– Несомненно, просвещенная монархия – это наилучший политический строй. Я не люблю никакую гомогенизацию, предпочитая, чтобы сливки поднимались ввысь! – по-ребячьи улыбнулся Казанова, наблюдая реакцию дам. – Но, к сожалению, не все монархи будут просвещенными.
– Почему?
– Потому что человек не слушает то, что говорит ему его разум. Он поступает так, как диктует ему совокупность его эмоций – его душа. А в этой области, разумеется, мы все очень разные.
– Не знаю, синьор Казанова, не знаю, – цесаревич спустился с моста, но одну ногу оставил на нижней ступени. – По-моему, разум учит человека быть порядочным, внимательным, он побуждает его к гражданской ответственности.

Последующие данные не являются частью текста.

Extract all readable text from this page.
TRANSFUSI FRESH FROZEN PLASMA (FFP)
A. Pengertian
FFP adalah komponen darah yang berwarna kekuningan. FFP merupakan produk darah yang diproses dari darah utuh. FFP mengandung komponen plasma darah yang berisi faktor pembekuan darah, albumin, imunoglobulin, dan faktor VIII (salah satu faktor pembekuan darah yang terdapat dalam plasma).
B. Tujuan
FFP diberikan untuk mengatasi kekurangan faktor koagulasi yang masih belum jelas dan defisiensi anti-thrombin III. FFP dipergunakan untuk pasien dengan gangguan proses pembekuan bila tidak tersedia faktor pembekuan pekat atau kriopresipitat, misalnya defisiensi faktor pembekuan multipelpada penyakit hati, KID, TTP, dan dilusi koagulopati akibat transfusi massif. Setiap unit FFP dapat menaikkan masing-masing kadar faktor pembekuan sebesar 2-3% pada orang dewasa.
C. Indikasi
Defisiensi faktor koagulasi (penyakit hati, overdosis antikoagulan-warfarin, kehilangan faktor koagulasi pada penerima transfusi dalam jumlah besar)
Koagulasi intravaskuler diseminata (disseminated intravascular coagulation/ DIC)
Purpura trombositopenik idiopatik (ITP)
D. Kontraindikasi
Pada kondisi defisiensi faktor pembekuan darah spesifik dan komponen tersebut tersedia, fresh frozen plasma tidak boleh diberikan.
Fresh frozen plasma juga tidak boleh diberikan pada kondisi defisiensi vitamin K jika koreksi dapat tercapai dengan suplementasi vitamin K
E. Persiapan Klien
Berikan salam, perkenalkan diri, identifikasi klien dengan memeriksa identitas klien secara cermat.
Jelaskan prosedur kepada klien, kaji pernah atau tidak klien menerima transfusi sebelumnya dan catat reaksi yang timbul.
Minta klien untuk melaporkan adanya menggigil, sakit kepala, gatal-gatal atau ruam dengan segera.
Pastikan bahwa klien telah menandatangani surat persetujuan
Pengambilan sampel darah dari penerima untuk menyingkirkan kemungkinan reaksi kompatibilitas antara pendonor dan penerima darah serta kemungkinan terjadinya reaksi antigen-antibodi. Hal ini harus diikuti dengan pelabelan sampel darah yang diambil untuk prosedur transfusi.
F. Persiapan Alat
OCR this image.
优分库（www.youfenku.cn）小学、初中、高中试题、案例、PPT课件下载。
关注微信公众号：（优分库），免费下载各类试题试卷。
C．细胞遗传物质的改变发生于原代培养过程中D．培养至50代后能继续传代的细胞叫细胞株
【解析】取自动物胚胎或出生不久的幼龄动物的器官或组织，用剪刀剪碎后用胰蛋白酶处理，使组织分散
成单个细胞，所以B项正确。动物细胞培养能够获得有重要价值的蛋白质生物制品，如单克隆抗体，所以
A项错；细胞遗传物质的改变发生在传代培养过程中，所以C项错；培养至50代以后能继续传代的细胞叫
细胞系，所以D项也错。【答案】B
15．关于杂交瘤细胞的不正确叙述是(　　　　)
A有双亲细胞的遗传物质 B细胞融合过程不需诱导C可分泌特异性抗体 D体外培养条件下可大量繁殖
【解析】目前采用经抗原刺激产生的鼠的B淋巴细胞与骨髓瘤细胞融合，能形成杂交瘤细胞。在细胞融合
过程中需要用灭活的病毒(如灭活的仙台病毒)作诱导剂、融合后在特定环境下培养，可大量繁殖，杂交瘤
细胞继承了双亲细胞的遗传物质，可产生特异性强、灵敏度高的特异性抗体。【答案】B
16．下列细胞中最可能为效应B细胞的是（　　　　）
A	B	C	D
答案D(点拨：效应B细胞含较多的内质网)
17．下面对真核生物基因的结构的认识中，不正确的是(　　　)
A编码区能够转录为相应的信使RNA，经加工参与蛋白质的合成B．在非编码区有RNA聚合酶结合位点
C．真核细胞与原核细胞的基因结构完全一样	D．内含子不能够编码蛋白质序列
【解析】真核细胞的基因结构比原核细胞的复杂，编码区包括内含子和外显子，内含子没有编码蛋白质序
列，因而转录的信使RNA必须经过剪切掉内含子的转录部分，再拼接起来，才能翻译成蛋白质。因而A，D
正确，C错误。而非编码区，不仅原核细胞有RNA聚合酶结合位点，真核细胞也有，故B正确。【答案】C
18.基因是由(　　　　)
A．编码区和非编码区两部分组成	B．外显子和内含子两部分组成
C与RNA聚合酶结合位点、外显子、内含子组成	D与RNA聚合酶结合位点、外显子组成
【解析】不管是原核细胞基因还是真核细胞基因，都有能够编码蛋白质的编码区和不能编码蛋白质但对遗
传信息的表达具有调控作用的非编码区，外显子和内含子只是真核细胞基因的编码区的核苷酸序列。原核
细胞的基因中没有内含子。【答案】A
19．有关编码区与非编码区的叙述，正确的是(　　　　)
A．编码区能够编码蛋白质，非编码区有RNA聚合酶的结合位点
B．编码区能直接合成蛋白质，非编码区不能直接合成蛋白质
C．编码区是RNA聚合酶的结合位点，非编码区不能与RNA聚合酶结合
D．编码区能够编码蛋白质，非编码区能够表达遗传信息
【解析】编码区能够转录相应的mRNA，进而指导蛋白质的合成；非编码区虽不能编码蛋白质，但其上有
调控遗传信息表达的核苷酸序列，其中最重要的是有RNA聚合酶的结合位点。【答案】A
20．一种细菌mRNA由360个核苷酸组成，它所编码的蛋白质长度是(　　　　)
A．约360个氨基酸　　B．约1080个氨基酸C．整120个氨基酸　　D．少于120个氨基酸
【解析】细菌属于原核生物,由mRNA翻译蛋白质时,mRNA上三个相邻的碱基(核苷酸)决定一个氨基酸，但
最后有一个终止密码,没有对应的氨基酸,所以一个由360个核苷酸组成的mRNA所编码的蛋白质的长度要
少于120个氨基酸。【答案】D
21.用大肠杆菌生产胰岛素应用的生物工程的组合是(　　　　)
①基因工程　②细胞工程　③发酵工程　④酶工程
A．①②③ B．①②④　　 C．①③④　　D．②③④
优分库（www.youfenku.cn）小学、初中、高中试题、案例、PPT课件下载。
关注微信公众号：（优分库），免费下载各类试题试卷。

– О, если было бы так, Ваше Сиятельство. Если было бы так…
– Так и есть.
– Вы сейчас сказали, «учит человека быть порядочным».
– А разве нет?
– Это тот же самый разговор, который я когда-то вел с месье Вольтером.
– Что?! – восторженно вскрикнули русские.
– Это тот же самый разговор, – повторил Казанова, насторожившись, – который я когда-то вел с месье Вольтером.
– Что?! – воскликнули гости еще громче.
Казанова попятился назад, испугавшись и не поняв, почему вся русская делегация вдруг хлынула на него и прижала к парапету так, что он едва не перевернулся и не упал в канал.
– Я не понял… простите… я что-то не то сказал?
Русские, особенно дамы, пожирали его выпученными глазами. Даже Пезаро испугался этого внезапного возбуждения.
– Вы… Вы… Вы знали Вольтера? – спросил маленький цесаревич, проталкиваясь вперед из свиты. – Франсуа Мари Аруэ?
– Да.
– Это же… это же… просто невероятно! – томно вздохнула к небу мадемуазель Нелидова.
– О, Кандид, мое очарование! – млела мадам Борщова.
– То есть… то есть вы его видели? – растерялся Куракин. – Воочию?
– Да, граф, – Казанова перевел дух.
– Не может быть. Просто не может быть, – качала головой графиня дю Нор.
– Клянусь вам, господа.
– Ну-ну, расскажите тогда, – цесаревич чуть не подпрыгнул, не зная, куда девать свои руки. – Где же это было? В Париже? В Лондоне? Или, может быть, месье Вольтер побывал в Венеции? Поделитесь. Avanti![17]
– Нет, это было в Швейцарии, в его имении под названием Отрадное. Мы толковали о разуме, о суеверии, обо всем противоречивом в человеческой натуре.
– Вы не представляете, синьор Казанова, что значит Вольтер для России, – призналась мадам Борщова. – Наша императрица с ним вела переписку до самой его смерти. Она только что купила его библиотеку. Семь тысяч книг нам доставили в Петербург. Семь тысяч!
– И… и… что же он сказал вам? – Нелидова чуть не обняла Казанову от восхищения.
– Ну, в двух словах, месье Вольтер считал, что, если человек освободится от всех своих предрассудков и предубеждений, если он увидит логическую связь между мировыми явлениями, он сможет построить счастливое и справедливое общество.
– Это же весьма положительно, – сказал цесаревич. – Сколько ошибок совершает человек именно потому, что он что-то до конца не знает или не понимает.
– Несомненно, Ваше Сиятельство. Знания, безусловно, помогают человеку лучше организовать свою среду, улучшить свой быт. Но помогают ли они ему улучшить самого себя? Вот тут я не уверен.
– А почему же и нет? – спросил Салтыков.
– До какой степени влияют знания на нашу натуру? Могут ли знания поменять ту совокупность наших эмоций? А нравственность? Я думаю, что знания человека не способны воздействовать на его нравственный склад. Ведь сколько примеров мы видим в истории, когда люди и общества самых, казалось бы, поразительных нравственных убеждений, совершали в прямом или косвенном смысле преступления против человека, против его свободы, достоинства и жизни. Почему? Потому что мораль, постигнутая разумом, в тот момент не смогла удержать порыв страстей, не смогла остановить экстремальную необходимость удовлетворить человеческое желание.